Korps Pemberantasan Tindak Pidana Korupsi (Kortastipidkor) Polri resmi melimpahkan tiga perkara dugaan korupsi, yakni kasus batu bara, PT ASABRI, dan PT Krakatau Steel, kepada Kejaksaan Agung RI. Kepala Kortastipidkor, Irjen Pol. Totok Suharyanto, menyatakan bahwa langkah ini diambil untuk memperkuat sinergi di antara aparat penegak hukum dalam menangani tindak pidana korupsi.

"Kita telah sepakat dengan Kejaksaan Agung bahwa Polri penanganan penyidikan terhadap tiga perkara telah dilimpahkan ke Kejaksaan Agung dalam rangka untuk sinergitas," kata Totok dalam konferensi pers di Jakarta, Sabtu (11/7/2026).

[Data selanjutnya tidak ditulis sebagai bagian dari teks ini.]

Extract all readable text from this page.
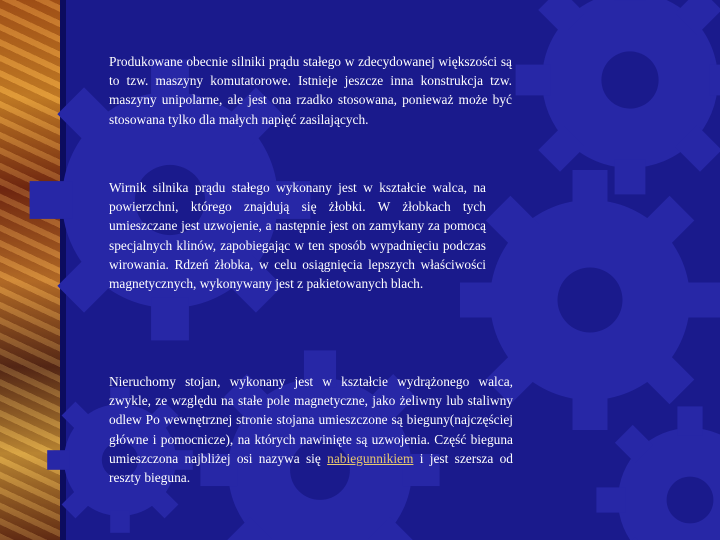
Produkowane obecnie silniki prądu stałego w zdecydowanej większości są to tzw. maszyny komutatorowe. Istnieje jeszcze inna konstrukcja tzw. maszyny unipolarne, ale jest ona rzadko stosowana, ponieważ może być stosowana tylko dla małych napięć zasilających.

Wirnik silnika prądu stałego wykonany jest w kształcie walca, na powierzchni, którego znajdują się żłobki. W żłobkach tych umieszczane jest uzwojenie, a następnie jest on zamykany za pomocą specjalnych klinów, zapobiegając w ten sposób wypadnięciu podczas wirowania. Rdzeń żłobka, w celu osiągnięcia lepszych właściwości magnetycznych, wykonywany jest z pakietowanych blach.

Nieruchomy stojan, wykonany jest w kształcie wydrążonego walca, zwykle, ze względu na stałe pole magnetyczne, jako żeliwny lub staliwny odlew Po wewnętrznej stronie stojana umieszczone są bieguny(najczęściej główne i pomocnicze), na których nawinięte są uzwojenia. Część bieguna umieszczona najbliżej osi nazywa się nabiegunnikiem i jest szersza od reszty bieguna.
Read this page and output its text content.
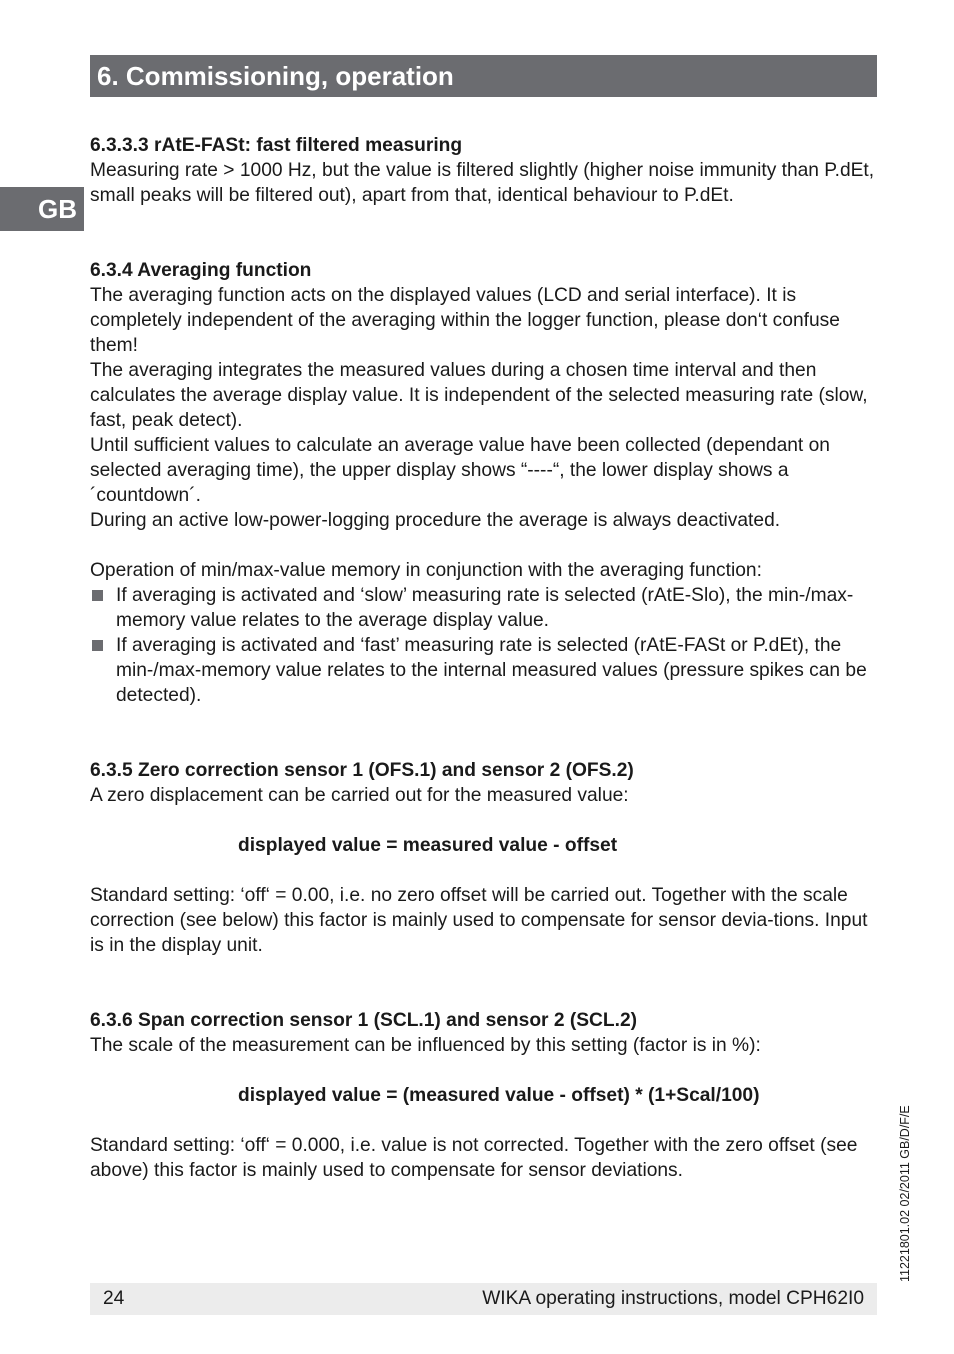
6. Commissioning, operation
GB
6.3.3.3 rAtE-FASt: fast filtered measuring

Measuring rate > 1000 Hz, but the value is filtered slightly (higher noise immunity than P.dEt, small peaks will be filtered out), apart from that, identical behaviour to P.dEt.

6.3.4 Averaging function

The averaging function acts on the displayed values (LCD and serial interface). It is completely independent of the averaging within the logger function, please don‘t confuse them!

The averaging integrates the measured values during a chosen time interval and then calculates the average display value. It is independent of the selected measuring rate (slow, fast, peak detect).

Until sufficient values to calculate an average value have been collected (dependant on selected averaging time), the upper display shows “----“, the lower display shows a ´countdown´.

During an active low-power-logging procedure the average is always deactivated.

Operation of min/max-value memory in conjunction with the averaging function:

If averaging is activated and ‘slow’ measuring rate is selected (rAtE-Slo), the min-/max-memory value relates to the average display value.
If averaging is activated and ‘fast’ measuring rate is selected (rAtE-FASt or P.dEt), the min-/max-memory value relates to the internal measured values (pressure spikes can be detected).
6.3.5 Zero correction sensor 1 (OFS.1) and sensor 2 (OFS.2)

A zero displacement can be carried out for the measured value:

displayed value = measured value - offset

Standard setting: ‘off‘ = 0.00, i.e. no zero offset will be carried out. Together with the scale correction (see below) this factor is mainly used to compensate for sensor devia-tions. Input is in the display unit.

6.3.6 Span correction sensor 1 (SCL.1) and sensor 2 (SCL.2)

The scale of the measurement can be influenced by this setting (factor is in %):

displayed value = (measured value - offset) * (1+Scal/100)

Standard setting: ‘off‘ = 0.000, i.e. value is not corrected. Together with the zero offset (see above) this factor is mainly used to compensate for sensor deviations.	11221801.02 02/2011 GB/D/F/E
24	WIKA operating instructions, model CPH62I0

Totok menjelaskan, sebelum pelimpahan dilakukan, pihaknya telah melakukan serangkaian prosedur hukum, termasuk pemeriksaan terhadap 15 saksi dan dua orang ahli. Proses penyidikan juga didukung dengan penggeledahan di sejumlah lokasi yang diduga memiliki keterkaitan erat dengan perkara tersebut.

Melalui hasil gelar perkara, penyidik telah menetapkan dua orang tersangka, salah satunya dari pihak swasta yang diduga terlibat dalam pencucian uang hasil korupsi. 

"Berdasarkan gelar perkara kita telah tetapkan dua tersangka saat ini, yaitu saudara DR yang diduga melakukan tindak pidana pencucian uang yang diduga berasal dari tindak pidana korupsi," ucap Totok.

Selain pihak swasta, Polri juga menetapkan mantan pejabat tinggi di lingkungan Kejaksaan Agung berinisial FA sebagai tersangka. FA diduga terlibat dalam tindak pidana korupsi dan pencucian uang terkait penyalahgunaan wewenang dalam penanganan perkara PT ASABRI.

"Kemudian kita juga telah menetapkan saudara FA dalam perkara dugaan tindak pidana korupsi dan atau Tindak Pidana Pencucian Uang dalam proses penanganan hukum oleh pegawai negeri atau oknum penyelenggara negara dalam perkara PT Asabri dan atau tindak pidana korupsi lainnya," imbuhnya.